[Critique série] GAME OF THRONES – Saison 5
Titre original : Game of Thrones
Rating:
Origine : États-Unis
Créateurs : David Benioff, Dan B. Weiss
Réalisateurs : Michael Slovis, Mark Mylod, Jeremy Podeswa, Miguel Sapochnik, David Nutter.
Distribution : Peter Dinklage, Sophie Turner, Maisie Williams, Kit Harington, Stephen Dillane, Lena Headey, Aidan Gillen, Natalie Dormer, Jerome Flynn, Emilia Clarke, Liam Cunningham, Nikolaj Coster-Waldau, Iain Glen, Michiel Huisman, Nathalie Emmanuel, Hannah Murray, Carice Van Houten, Jonanthan Pryce, Adewale Akinnuoye-Agbaje…
Genre : Aventure/Heroïc-Fantasy/Drame/Fantastique/Adaptation
Diffusion en France : OCS City
Nombre d’épisodes : 10
Le Pitch :
La mort de Tywin a fortement ébranlé la famille Lannister. Alors que Cersei doit faire face à l’influence croissante de sa belle-fille, Margaery Tyrell, Tyrion fuit en compagnie de Varys, en direction de Meereen, où il espère s’attirer les bonnes grâce de Daenerys. À Meereen où, justement, la Mère des Dragons a bien dû mal à faire face à une révolte croissante.
Arya Stark, de son côté, débarque enfin à Braavos après un long voyage, sans trop savoir ce qui l’attend. Sa sœur, Sansa, sous la coupe de Littlefinger, s’apprête à rencontrer Ramsay Bolton, alors que ce dernier a pris possession de Winterfell.

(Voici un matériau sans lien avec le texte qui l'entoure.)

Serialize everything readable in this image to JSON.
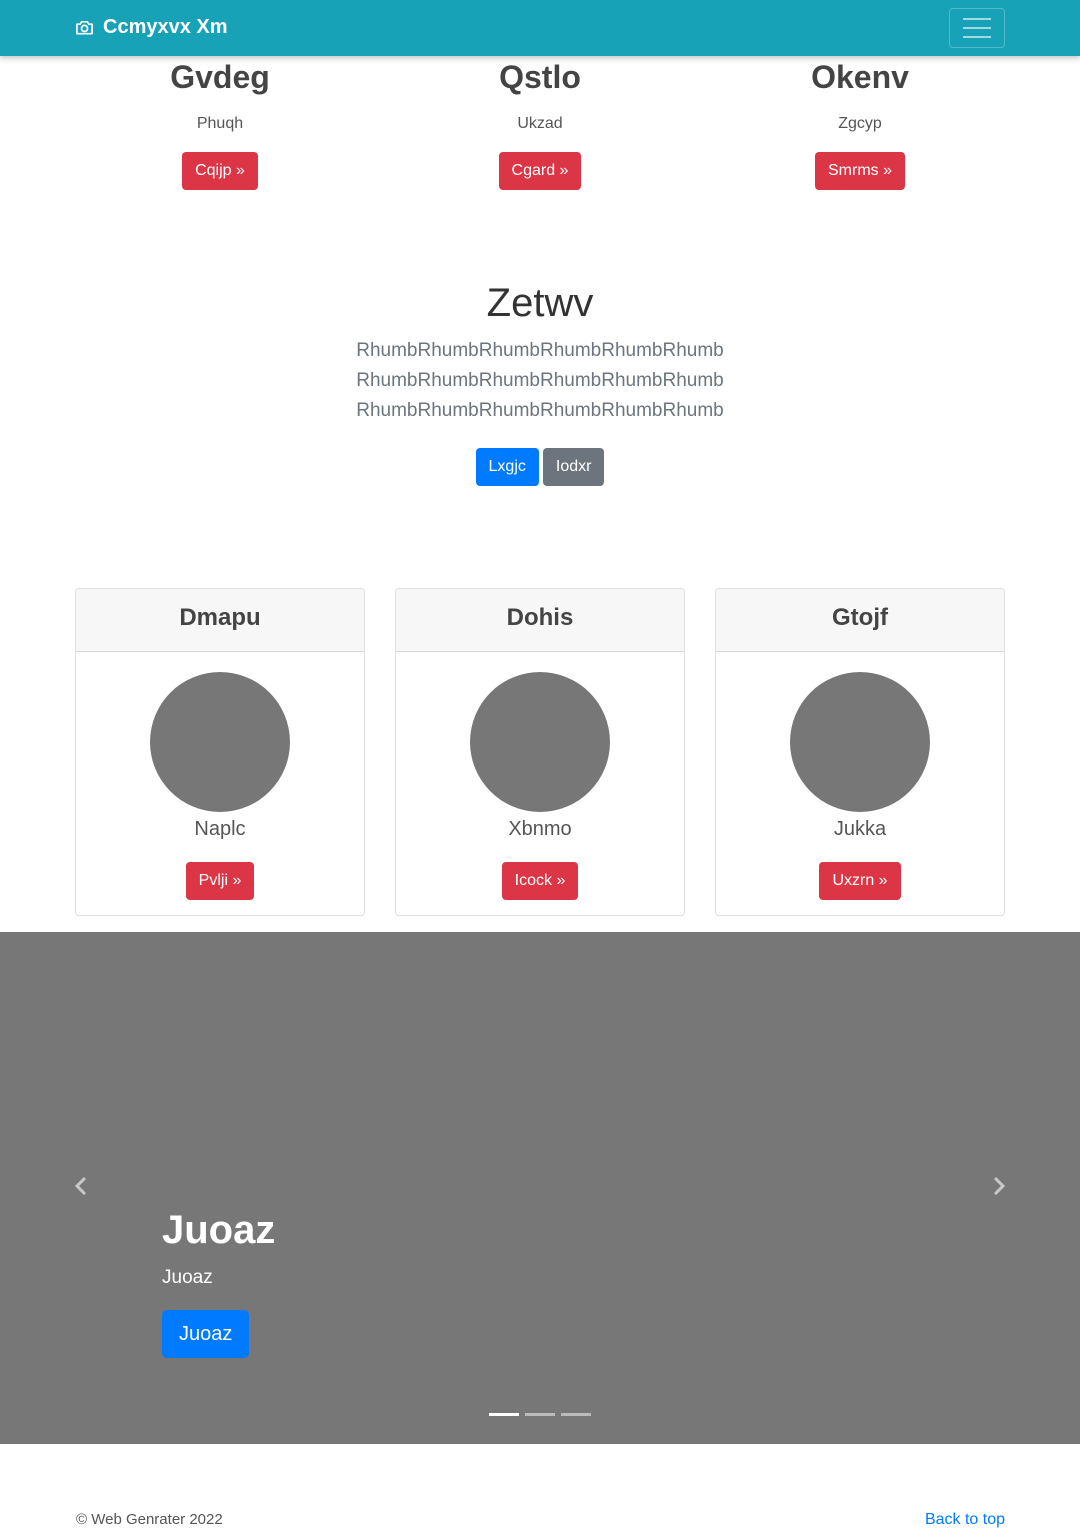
{
  "navbar": {
    "brand": "Ccmyxvx Xm",
    "brand_icon": "camera-icon",
    "toggler_icon": "hamburger-menu-icon",
    "color": "#17a2b8"
  },
  "features": [
    {
      "title": "Gvdeg",
      "text": "Phuqh",
      "button": "Cqijp »"
    },
    {
      "title": "Qstlo",
      "text": "Ukzad",
      "button": "Cgard »"
    },
    {
      "title": "Okenv",
      "text": "Zgcyp",
      "button": "Smrms »"
    }
  ],
  "jumbotron": {
    "heading": "Zetwv",
    "lead": "RhumbRhumbRhumbRhumbRhumbRhumbRhumbRhumbRhumbRhumbRhumbRhumbRhumbRhumbRhumbRhumbRhumbRhumb",
    "primary_button": "Lxgjc",
    "secondary_button": "Iodxr"
  },
  "cards": [
    {
      "header": "Dmapu",
      "text": "Naplc",
      "button": "Pvlji »"
    },
    {
      "header": "Dohis",
      "text": "Xbnmo",
      "button": "Icock »"
    },
    {
      "header": "Gtojf",
      "text": "Jukka",
      "button": "Uxzrn »"
    }
  ],
  "carousel": {
    "heading": "Juoaz",
    "text": "Juoaz",
    "button": "Juoaz",
    "prev_icon": "chevron-left-icon",
    "next_icon": "chevron-right-icon",
    "slides": 3,
    "active_slide": 1
  },
  "footer": {
    "copyright": "© Web Genrater 2022",
    "back_to_top": "Back to top"
  },
  "colors": {
    "danger": "#dc3545",
    "primary": "#007bff",
    "secondary": "#6c757d",
    "placeholder": "#777777"
  }
}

Au Mur, Jon Snow se frotte à Stannis Baratheon, qui cherche à l’enrôler dans sa reconquête du Nord, après avoir mis en déroute les sauvageons de Mance Rayder. L’hiver est sur Westeros et quelque-part, dans les terres du nord, une menace d’une ampleur inimaginable gagne du terrain…
La Critique :
Il fallait que cela arrive ! Que le phénomène prenne trop d’ampleur et squatte les médias et les réseaux sociaux dans des proportions monumentales. Diffusée cette année en temps réel, dans la nuit du dimanche au lundi, la série fut, dix semaines durant, le sujet de discussion privilégié du lundi et des jours suivants. Le gros piratage qui mit en ligne les quatre premiers épisodes dès le début de la diffusion (tandis que le dernier fut lui aussi victime d’une fuite incontrôlée), ne fit que braquer un peu plus les projecteurs sur un show, devenu plus que jamais un véritable phénomène culturel.
Ce cinquième acte a ainsi beaucoup fait parler. Quelques voix se sont élevées pour critiquer vivement le rythme, le découpage de l’intrigue et tout un tas d’autres détails pourtant intégrés depuis belle lurette à l’ADN de la série. Le problème venant du fait que nombre de nouveaux spectateurs (et d’anciens) assimilent Game of Thrones au sang, au sexe, aux batailles épiques, aux dragons, aux belles nanas, aux mecs torturés et aux hécatombes de personnages principaux. Plutôt étrange, étant donné qu’au début, la série, comme les livres de Georges R.R. Martin, ont été pensés comme une sorte de version heroïc-fantasy des Rois Maudits et non d’une version hardcore plus adulte du Seigneur des Anneaux, même si parfois, quand le fantastique prend le pas, il est en effet difficile de ne pas penser à Tolkien. Si les meurtres brutaux, les décapitations et autres parties fines ont certes fait le bonheur des spectateurs depuis le tout premier épisode de la première saison, il convient de rappeler que Game of Thrones est avant tout chose une œuvre politique. Une tragédie bel et bien épique, mais davantage centrée sur les luttes intestines de personnages parfois éloignés les uns des autres, enrôlés dans une guerre globale en forme de gigantesque partie d’échecs.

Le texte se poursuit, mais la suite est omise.